Les menées de Sforza ne devaient pas tarder à produire leurs résultats dans cette ville. Il dirigeait les fils d'une vaste conspiration et avait passé un traité avec les mécontents[81]. En l'absence du duc de Calabre, le gouvernement était aux mains de Louis de Laval, qui n'avait ni la capacité ni le prestige du jeune duc ; aussi les Génois avaient-ils député un ambassadeur au Roi pour demander l'envoi d'un sage gouverneur[82]. Charles VII avait fait partir Jean de Chambes pour tacher de rétablir l'ordre[83]. Cet ambassadeur est à peine arrivé qu'une sédition éclate. Le 9 mars, un citoyen obscur appelle les Génois aux armes. Durant la nuit, l'émeute aboutit à une révolution. La ville entière se met en armes. Louis de Lavai, sans même chercher à réprimer l'émeute, se retire dans le Castelletto. Aussitôt Paul Fregoso, archevêque de Gènes, arrive à la tête d'une troupe de paysans. Prospero Adorno pénètre en même temps dans la ville. Les deux factions rivales en viennent aux mains. Les Adorni semblent un moment vouloir faire cause commune avec le gouverneur. Mais un agent de Sforza intervient : il ménage un rapprochement entre l'archevêque et Adorno ; celui-ci est proclamé doge le 12 mars. Adorno se mit aussitôt en rapport avec le duc de Milan, pour obtenir son concours afin de chasser les Français. Sforza envoya de l'argent, des troupes, de l'artillerie, et Louis de Laval fut assiégé dans le Castelletto[84].

 

Charles VII avait l'âme trop fortement trempée[85] pour se laisser abattre par le double échec que sa politique venait de subir et en Angleterre et en Italie. Au moment où. le triomphe du parti Yorkiste portait un coup terrible à ses desseins, il se disposait à envoyer une flotte pour seconder la reine Marguerite et à agir contre le duc de Bourgogne, qui lui avait donné un nouveau grief par le serment qu'il venait de prêter au Dauphin comme futur roi de France[86]. Indépendamment de la démonstration navale qui se préparait, des armements considérables étaient opérés sur les frontières de la Picardie. Philippe était informé que, sous prétexte de faire lever le siège que tes Anglais de Calais avaient mis devant Hames, des gens d'armes du Roi étaient au moment d'entrer dans ses pays[87]. Fort ému de ces nouvelles, le duc se rendit en tonte hâte à Saint-Omer, où devait se tenir l'assemblée de l'ordre de la Toison d'or[88].

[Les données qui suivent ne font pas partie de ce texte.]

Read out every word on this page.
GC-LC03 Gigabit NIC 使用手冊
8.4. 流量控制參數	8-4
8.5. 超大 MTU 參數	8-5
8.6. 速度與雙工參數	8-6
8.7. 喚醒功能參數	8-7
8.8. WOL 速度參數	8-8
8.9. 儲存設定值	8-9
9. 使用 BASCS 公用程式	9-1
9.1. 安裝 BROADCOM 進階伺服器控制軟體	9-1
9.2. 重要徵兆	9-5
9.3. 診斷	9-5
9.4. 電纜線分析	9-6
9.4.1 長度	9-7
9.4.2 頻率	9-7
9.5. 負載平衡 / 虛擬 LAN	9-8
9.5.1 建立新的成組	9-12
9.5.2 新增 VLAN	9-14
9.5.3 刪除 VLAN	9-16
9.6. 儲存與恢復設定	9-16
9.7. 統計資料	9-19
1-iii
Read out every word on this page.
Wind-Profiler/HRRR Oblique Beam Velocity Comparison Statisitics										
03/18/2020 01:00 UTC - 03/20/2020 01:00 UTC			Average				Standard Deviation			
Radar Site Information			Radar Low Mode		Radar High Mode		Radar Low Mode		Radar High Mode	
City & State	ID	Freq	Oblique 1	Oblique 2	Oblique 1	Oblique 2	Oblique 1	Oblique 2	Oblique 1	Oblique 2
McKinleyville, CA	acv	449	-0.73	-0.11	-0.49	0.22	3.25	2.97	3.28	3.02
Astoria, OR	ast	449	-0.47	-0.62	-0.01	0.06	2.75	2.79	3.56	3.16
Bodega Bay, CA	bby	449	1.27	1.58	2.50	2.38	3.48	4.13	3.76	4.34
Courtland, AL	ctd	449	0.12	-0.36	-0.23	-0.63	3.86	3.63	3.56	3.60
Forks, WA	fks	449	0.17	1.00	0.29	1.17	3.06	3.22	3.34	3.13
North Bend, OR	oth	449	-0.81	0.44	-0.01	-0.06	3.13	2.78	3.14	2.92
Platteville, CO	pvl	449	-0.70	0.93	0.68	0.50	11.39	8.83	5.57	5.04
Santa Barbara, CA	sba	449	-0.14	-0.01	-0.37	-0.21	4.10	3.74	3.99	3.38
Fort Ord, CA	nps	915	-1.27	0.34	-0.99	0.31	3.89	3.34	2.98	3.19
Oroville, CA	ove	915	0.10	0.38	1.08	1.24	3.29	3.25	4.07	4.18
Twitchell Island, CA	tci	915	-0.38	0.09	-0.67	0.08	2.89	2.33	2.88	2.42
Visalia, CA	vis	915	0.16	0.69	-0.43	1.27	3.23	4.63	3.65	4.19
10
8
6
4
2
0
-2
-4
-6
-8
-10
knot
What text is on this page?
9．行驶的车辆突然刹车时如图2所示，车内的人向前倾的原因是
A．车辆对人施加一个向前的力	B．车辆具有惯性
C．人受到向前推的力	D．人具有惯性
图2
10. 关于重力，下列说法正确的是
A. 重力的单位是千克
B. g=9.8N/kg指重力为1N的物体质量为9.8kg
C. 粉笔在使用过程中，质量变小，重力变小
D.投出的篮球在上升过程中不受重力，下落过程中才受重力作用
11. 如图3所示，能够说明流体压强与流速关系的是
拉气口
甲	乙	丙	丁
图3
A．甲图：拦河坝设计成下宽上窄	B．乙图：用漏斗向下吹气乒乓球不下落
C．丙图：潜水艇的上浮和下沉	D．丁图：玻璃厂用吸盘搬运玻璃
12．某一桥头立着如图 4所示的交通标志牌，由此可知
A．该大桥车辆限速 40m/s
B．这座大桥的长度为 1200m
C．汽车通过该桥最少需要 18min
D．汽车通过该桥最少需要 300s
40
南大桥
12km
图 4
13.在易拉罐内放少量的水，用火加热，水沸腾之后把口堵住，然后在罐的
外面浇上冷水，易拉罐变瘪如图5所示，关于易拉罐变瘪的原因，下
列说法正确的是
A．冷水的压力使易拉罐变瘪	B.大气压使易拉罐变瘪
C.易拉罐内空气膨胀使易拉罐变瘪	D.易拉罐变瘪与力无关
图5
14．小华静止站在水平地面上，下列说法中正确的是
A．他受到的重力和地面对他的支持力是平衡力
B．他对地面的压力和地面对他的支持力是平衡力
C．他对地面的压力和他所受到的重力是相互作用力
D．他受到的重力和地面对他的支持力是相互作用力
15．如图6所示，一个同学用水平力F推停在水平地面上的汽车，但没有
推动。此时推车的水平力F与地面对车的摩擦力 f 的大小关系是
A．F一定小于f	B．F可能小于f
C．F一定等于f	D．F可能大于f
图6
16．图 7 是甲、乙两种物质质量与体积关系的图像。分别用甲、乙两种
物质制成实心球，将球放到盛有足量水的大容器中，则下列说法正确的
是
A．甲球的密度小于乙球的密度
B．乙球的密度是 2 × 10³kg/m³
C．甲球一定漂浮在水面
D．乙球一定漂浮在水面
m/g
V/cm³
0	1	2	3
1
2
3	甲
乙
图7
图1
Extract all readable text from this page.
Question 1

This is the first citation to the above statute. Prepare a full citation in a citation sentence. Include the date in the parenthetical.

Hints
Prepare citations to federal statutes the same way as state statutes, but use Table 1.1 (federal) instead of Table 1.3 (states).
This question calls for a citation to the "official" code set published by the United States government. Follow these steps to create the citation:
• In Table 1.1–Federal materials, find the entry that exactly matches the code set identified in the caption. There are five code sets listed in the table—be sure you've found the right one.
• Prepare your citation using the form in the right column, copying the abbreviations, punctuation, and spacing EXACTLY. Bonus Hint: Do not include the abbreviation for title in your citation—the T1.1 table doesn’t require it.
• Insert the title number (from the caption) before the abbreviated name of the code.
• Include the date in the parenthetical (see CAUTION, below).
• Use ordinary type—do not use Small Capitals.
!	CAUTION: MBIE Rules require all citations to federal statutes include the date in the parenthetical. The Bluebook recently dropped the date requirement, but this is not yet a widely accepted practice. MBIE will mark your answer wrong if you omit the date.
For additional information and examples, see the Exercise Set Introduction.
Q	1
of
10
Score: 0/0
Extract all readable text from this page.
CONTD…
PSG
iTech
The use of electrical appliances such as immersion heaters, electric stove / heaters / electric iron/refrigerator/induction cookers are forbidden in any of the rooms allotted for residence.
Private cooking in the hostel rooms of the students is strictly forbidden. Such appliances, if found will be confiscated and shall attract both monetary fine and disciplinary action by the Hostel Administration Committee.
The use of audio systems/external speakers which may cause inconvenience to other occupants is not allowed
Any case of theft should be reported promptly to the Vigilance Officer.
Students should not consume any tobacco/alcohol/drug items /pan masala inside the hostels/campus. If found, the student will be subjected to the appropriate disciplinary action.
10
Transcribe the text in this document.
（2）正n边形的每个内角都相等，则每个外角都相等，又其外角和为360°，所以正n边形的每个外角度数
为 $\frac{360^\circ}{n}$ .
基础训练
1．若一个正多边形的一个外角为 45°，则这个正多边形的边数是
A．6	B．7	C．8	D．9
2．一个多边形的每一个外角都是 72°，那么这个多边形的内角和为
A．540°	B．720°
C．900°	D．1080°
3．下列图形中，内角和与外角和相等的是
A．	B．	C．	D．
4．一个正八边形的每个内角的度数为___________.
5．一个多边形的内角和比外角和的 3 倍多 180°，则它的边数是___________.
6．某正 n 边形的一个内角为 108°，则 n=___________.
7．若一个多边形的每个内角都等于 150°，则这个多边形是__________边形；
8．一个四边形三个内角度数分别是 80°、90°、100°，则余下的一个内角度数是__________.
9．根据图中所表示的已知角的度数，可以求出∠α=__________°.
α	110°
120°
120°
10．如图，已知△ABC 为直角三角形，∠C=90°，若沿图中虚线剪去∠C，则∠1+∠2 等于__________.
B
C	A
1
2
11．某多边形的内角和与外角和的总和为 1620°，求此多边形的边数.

La nouvelle de la victoire d'Édouard d'York avait rempli de joie le Dauphin, dont la bannière avait été arborée dans les rangs de l'armée Yorkiste[89]. Il n'avait pas éprouvé une moindre satisfaction en apprenant le soulèvement des Génois : tout ce qui pouvait abaisser les princes de la maison d'Anjou, auxquels il portait une haine mortelle, leur attribuant sa brouille avec le Roi, était de nature à le réjouir[90]. Son ambassadeur venait de revenir de la cour de France, où le parti du roi de Sicile était plus puissant que jamais[91], et il ne semblait plus se soucier de recouvrer les bonnes grâces de son père. D'ailleurs, les prédictions des astrologues le rassuraient : plus que jamais ceux-ci affirmaient que la mort du Roi était inévitable, à moins d'un miracle, et que le terme fatal ne devait pas dépasser le mois d'août[92]. Dans cette occurrence, le Dauphin n'avait qu'iine chose à faire : attendre patiemment le dénouement et, se tenir fermement uni au duc de Bourgogne[93].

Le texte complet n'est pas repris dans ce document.